Мия кивает, когда вы закончили свою речь, будто бы согласившись, а затем спрашивает:

— Вы когда-нибудь задумывались, откуда обычно берутся мерзкие взрослые? Люди, которые ставят себя выше других, наполняя своим эгоизмом всё окружающее пространство?

Вы с любопытством смотрите на Мию, тем самым даете понять, что ответа у вас нет.

— Ответ очень прост: из мерзких детей, — коротко изрекает та. — Мы все рождаемся в одинаковом положении, но гены, воспитание, обстоятельства формируют из нас определённый тип личности. И чем старше ребёнок, чем больше проявляется та самая мерзость. Кому-то родители дают всё, не позволяют думать о цене и последствиях. Кого-то наоборот, жизнь с детства ставит в узкие рамки, и в какой-то момент ребёнок, на пороге взрослой жизни, ломается, и становится моральным уродом, в отместку ломая жизнь других. Ещё в школе происходит расслоение, когда мерзкие дети вводят в так называемую моду ту самую мерзость, унижая и оскорбляя не таких, как они. И в итоге количество мерзких взрослых на нашей планете увеличивается с каждым годом.

— Мия, — прерываете вы девушку. — Мерзких, как ты говоришь, взрослых было предостаточно всегда. Просто сейчас другие обстоятельства, им дано больше свободы.

— Отчасти вы правы.

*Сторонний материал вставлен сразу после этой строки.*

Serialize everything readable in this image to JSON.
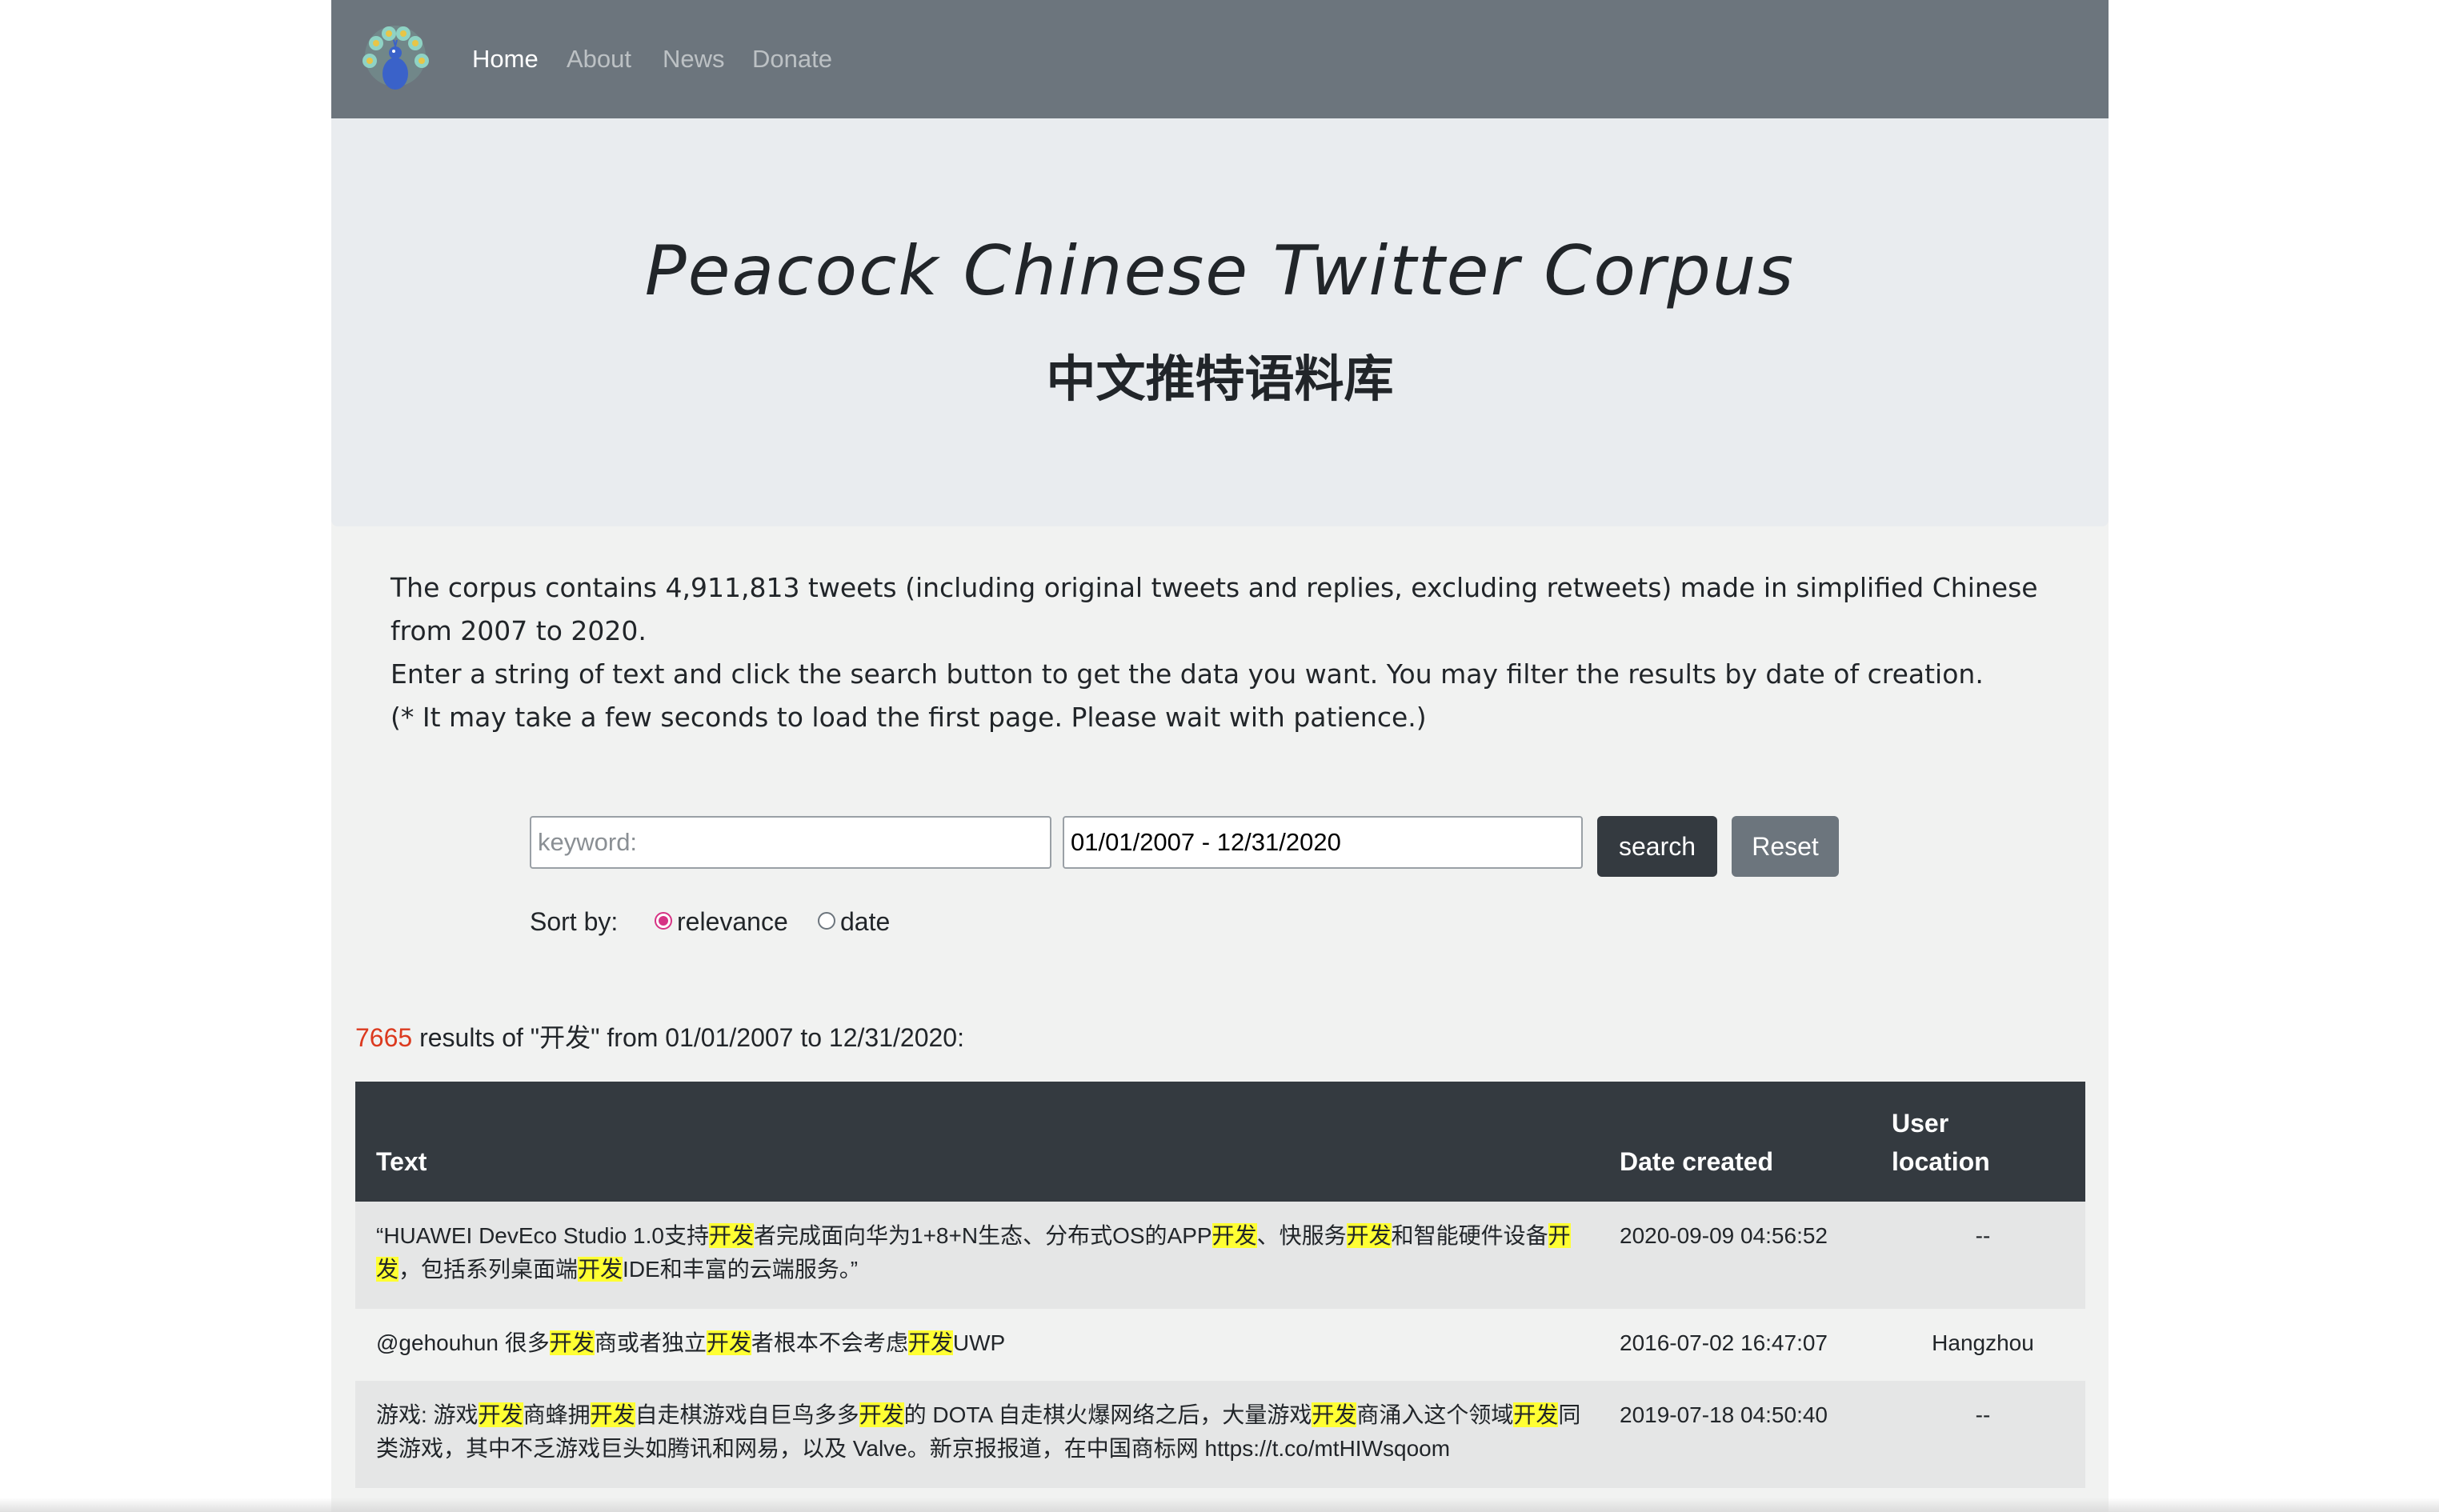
{
  "navbar": {
    "logo_icon": "peacock-logo-icon",
    "links": [
      {
        "label": "Home",
        "active": true
      },
      {
        "label": "About",
        "active": false
      },
      {
        "label": "News",
        "active": false
      },
      {
        "label": "Donate",
        "active": false
      }
    ]
  },
  "header": {
    "title_en": "Peacock Chinese Twitter Corpus",
    "title_zh": "中文推特语料库"
  },
  "intro": {
    "line1": "The corpus contains 4,911,813 tweets (including original tweets and replies, excluding retweets) made in simplified Chinese from 2007 to 2020.",
    "line2": "Enter a string of text and click the search button to get the data you want. You may filter the results by date of creation.",
    "line3": "(* It may take a few seconds to load the first page. Please wait with patience.)"
  },
  "search": {
    "keyword_placeholder": "keyword:",
    "keyword_value": "",
    "daterange_value": "01/01/2007 - 12/31/2020",
    "search_label": "search",
    "reset_label": "Reset",
    "sort_label": "Sort by:",
    "sort_options": [
      {
        "label": "relevance",
        "checked": true
      },
      {
        "label": "date",
        "checked": false
      }
    ]
  },
  "results": {
    "count": "7665",
    "summary_text": " results of \"开发\" from 01/01/2007 to 12/31/2020:",
    "highlight_term": "开发",
    "columns": [
      "Text",
      "Date created",
      "User location"
    ],
    "rows": [
      {
        "text": "“HUAWEI DevEco Studio 1.0支持开发者完成面向华为1+8+N生态、分布式OS的APP开发、快服务开发和智能硬件设备开发，包括系列桌面端开发IDE和丰富的云端服务。”",
        "date": "2020-09-09 04:56:52",
        "location": "--"
      },
      {
        "text": "@gehouhun 很多开发商或者独立开发者根本不会考虑开发UWP",
        "date": "2016-07-02 16:47:07",
        "location": "Hangzhou"
      },
      {
        "text": "游戏: 游戏开发商蜂拥开发自走棋游戏自巨鸟多多开发的 DOTA 自走棋火爆网络之后，大量游戏开发商涌入这个领域开发同类游戏，其中不乏游戏巨头如腾讯和网易，以及 Valve。新京报报道，在中国商标网 https://t.co/mtHIWsqoom",
        "date": "2019-07-18 04:50:40",
        "location": "--"
      }
    ]
  },
  "colors": {
    "navbar_bg": "#6c757d",
    "jumbotron_bg": "#e9ecef",
    "table_header_bg": "#343a40",
    "highlight": "#ffff33",
    "count_color": "#dc3a1f",
    "radio_accent": "#d63384"
  }
}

Но я, будучи ребенком, попала как раз на тот переходный период смены тысячелетий. И тогда менялись не только цифры календаря, менялась мода, глобальное мышление. И да, людям дали больше свободы, возможностей, технологий, и вот, таким образом от безделья появилась мода «на обложки». Нам важнее вся эта мишура — показать, что мы богатые, потратить десятки, сотни тысяч евро на свадьбу, помолвку, день рождения, похороны, черт возьми. Покупать себе брендовые вещи, делать себе пластические операции и инъекции не потому, что надо для здоровья, а потому что хочется или скучно. Из серьезных проблем мы имеем только такие: в каком наряде, куда сходить показаться, как набрать подписчиков в инстаграме или тик-токе. Вы понимаете, нас окружает одна фальшь. У нас скоро не останется среднего слоя населения, а будут лишь те, кто будет думать о том, как выжить, и еще будут те, то будет думать куда себе вкачать ботулотоксин2 и какую дизайнерскую тряпку еще купить. А еще есть подражатели — они будут скорее из первого слоя, но отчаянно буду показывать, что ближе ко второму. Их легко будет узнать в общественном транспорте, к примеру, когда те будут ехать в дорогих вещах и с телефоном последний модели, взятых в кредит. И подрастающие дети также будут думать, что главное то, что снаружи, а не внутри. Мораль сейчас стала товаром, которая измеряется в деньгах.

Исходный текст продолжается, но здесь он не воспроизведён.